After some further searching, I found the new page with the TSA Leadership (different from the “old” page mentioned when I used the search function – which comes up empty) but noted that the Organizational Chart which used to be there is gone. What used to be on a single page is now broken out so that each TSA component requires an additional inquiry (or click.) And I could not find financial or budget information anywhere on the site.
These comments may seem like petty nit-picking to some, and maybe that is what they are. As I indicated earlier, someone worked over the weekend to address a few of the problems I found.
But stepping back, less than a week to the time the site was rolled out – not a beta test but the actual “we are live for all the world to see” day – embarrassing problems like the ones described above should not have happened. It shows a lack of attention to detail and isn’t that the problem TSA has been required to address for the past few months after the stories about the IG report on checkpoint screening deficiencies?

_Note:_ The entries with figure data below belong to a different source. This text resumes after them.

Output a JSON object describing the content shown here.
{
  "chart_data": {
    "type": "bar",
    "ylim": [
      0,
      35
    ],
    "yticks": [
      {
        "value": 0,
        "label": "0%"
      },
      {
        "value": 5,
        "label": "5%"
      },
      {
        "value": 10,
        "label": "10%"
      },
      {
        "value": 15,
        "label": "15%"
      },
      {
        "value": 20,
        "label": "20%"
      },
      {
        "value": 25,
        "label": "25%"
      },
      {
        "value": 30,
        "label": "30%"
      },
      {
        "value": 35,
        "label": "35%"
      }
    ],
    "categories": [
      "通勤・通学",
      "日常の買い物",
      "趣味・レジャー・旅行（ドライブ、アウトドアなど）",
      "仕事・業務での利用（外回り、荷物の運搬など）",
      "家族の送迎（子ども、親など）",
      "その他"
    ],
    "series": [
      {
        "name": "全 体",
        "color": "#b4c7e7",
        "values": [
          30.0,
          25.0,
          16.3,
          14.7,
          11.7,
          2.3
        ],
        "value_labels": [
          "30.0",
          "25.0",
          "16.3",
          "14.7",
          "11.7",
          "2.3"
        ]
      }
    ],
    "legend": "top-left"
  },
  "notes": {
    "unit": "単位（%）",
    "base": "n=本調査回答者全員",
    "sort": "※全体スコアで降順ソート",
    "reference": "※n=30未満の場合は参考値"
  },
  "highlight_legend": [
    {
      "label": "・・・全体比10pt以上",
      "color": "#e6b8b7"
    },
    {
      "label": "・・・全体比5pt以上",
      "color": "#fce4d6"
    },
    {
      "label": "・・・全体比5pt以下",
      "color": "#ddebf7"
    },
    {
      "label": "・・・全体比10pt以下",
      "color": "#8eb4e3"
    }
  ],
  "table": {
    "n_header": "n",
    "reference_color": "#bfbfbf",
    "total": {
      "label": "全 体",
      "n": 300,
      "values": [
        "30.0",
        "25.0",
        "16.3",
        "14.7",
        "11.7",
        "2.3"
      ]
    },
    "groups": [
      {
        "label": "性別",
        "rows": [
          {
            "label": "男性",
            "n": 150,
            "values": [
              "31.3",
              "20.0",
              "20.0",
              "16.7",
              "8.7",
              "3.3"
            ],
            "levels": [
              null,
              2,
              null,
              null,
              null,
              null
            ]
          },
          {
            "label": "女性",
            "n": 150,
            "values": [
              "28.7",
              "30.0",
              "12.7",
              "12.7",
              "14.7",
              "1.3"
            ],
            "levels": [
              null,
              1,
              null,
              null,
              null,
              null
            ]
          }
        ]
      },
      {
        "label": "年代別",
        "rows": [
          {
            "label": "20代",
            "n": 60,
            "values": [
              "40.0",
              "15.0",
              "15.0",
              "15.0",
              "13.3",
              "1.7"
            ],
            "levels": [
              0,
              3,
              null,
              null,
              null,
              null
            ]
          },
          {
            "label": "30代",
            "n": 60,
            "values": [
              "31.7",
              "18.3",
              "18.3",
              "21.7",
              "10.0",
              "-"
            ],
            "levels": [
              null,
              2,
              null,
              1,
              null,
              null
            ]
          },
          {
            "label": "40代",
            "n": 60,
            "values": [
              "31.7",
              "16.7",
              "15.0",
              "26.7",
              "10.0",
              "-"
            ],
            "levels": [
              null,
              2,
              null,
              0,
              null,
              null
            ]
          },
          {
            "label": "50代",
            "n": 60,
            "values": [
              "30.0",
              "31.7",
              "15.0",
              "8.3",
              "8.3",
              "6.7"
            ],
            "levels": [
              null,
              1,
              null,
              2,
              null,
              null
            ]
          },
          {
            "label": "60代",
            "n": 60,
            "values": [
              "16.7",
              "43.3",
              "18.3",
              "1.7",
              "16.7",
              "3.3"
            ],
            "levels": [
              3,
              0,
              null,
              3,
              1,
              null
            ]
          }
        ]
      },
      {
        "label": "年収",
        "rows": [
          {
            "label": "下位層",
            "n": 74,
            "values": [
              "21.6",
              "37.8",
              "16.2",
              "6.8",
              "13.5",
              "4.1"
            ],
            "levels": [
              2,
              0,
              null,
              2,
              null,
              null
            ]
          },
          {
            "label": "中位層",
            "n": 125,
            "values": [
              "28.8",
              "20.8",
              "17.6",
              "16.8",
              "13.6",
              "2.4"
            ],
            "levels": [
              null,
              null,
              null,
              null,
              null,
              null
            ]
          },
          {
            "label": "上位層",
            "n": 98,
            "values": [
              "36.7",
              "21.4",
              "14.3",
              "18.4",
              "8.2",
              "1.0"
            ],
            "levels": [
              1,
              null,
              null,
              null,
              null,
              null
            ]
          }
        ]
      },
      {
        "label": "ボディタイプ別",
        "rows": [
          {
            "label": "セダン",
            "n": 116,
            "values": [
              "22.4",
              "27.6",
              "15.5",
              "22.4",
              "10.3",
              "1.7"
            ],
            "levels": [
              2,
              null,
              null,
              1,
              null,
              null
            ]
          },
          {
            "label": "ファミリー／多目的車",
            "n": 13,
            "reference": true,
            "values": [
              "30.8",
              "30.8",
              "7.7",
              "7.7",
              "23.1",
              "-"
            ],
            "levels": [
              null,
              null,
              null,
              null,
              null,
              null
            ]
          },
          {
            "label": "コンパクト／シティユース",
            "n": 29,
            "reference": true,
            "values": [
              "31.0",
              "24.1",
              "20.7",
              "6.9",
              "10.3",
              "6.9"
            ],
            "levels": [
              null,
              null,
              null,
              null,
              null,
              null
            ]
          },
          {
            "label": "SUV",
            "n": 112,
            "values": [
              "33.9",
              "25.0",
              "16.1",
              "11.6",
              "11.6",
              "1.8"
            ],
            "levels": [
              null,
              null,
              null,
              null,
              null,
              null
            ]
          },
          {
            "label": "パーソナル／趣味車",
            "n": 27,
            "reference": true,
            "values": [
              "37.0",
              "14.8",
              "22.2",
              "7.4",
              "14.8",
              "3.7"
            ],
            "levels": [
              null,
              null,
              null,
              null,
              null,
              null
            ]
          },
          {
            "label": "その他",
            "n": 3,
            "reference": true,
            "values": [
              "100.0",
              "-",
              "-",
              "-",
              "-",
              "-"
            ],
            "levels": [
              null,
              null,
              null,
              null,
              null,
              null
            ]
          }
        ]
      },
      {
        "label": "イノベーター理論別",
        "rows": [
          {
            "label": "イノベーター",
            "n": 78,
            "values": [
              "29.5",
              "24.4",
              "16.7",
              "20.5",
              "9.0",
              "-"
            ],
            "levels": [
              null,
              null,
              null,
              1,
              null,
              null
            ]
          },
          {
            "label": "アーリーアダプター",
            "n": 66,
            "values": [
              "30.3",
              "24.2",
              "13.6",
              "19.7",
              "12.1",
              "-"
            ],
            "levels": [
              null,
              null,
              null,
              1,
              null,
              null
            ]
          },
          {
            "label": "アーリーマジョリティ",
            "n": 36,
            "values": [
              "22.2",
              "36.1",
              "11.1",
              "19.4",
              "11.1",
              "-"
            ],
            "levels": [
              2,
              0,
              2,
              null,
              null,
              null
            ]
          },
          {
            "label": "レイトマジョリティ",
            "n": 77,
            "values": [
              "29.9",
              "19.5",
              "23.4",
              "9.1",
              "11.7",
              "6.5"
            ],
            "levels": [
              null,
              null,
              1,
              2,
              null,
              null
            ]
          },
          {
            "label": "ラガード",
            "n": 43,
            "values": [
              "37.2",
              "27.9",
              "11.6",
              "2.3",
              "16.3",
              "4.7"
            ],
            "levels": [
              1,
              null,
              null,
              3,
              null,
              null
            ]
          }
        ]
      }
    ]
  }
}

It is completely unfair to equate a website problem with a screening equipment or TSA training problem, but there is a common thread that runs through both issues – and it is the problem of providing a service to the public before it is ready for full deployment.
I’ll be the first to admit that glitches in a new web site for TSA pale in comparison to the problems the FAA experienced over the weekend when it tried to upgrade the En Route Automated Modernization software at the Leesburg, VA TRACOM. According to the Associated Press story, the ERAM system “has had a greater than 99.99 availability rate since it was completed nationwide earlier this year.” Yet, a software issue led to the cancelation of almost 50% of the flights for a significant period of time at Reagan, Dulles and BWI airports – affecting many thousands of travelers. So perhaps I should back off and cut the TSA some slack.
The website problems I found can and are being addressed or will likely be resolved very soon. Not a single passenger or flight was ever at any risk of danger. Unlike Saturday’s FAA software issue, no passengers were inconvenienced.
Under the best of circumstances, the TSA has a difficult job and millions of passengers should thank them daily for ensuring our transportation system is as safe and secure as it can be. TSA officials are dedicated and committed to their mission, and they deserve credit for performing their tasks with little positive feedback from the passengers who benefit from their work.
And that is the biggest problem of all, it seems to me. Whether viewed as a “substantive” issue or merely a “nuisance” issue, the new website is not representative of the level of attention to small details that TSOs demand of themselves in making travelers safe. TSA deserves better than it got. Sure, a lot of progress has occurred, but much work remains to be done.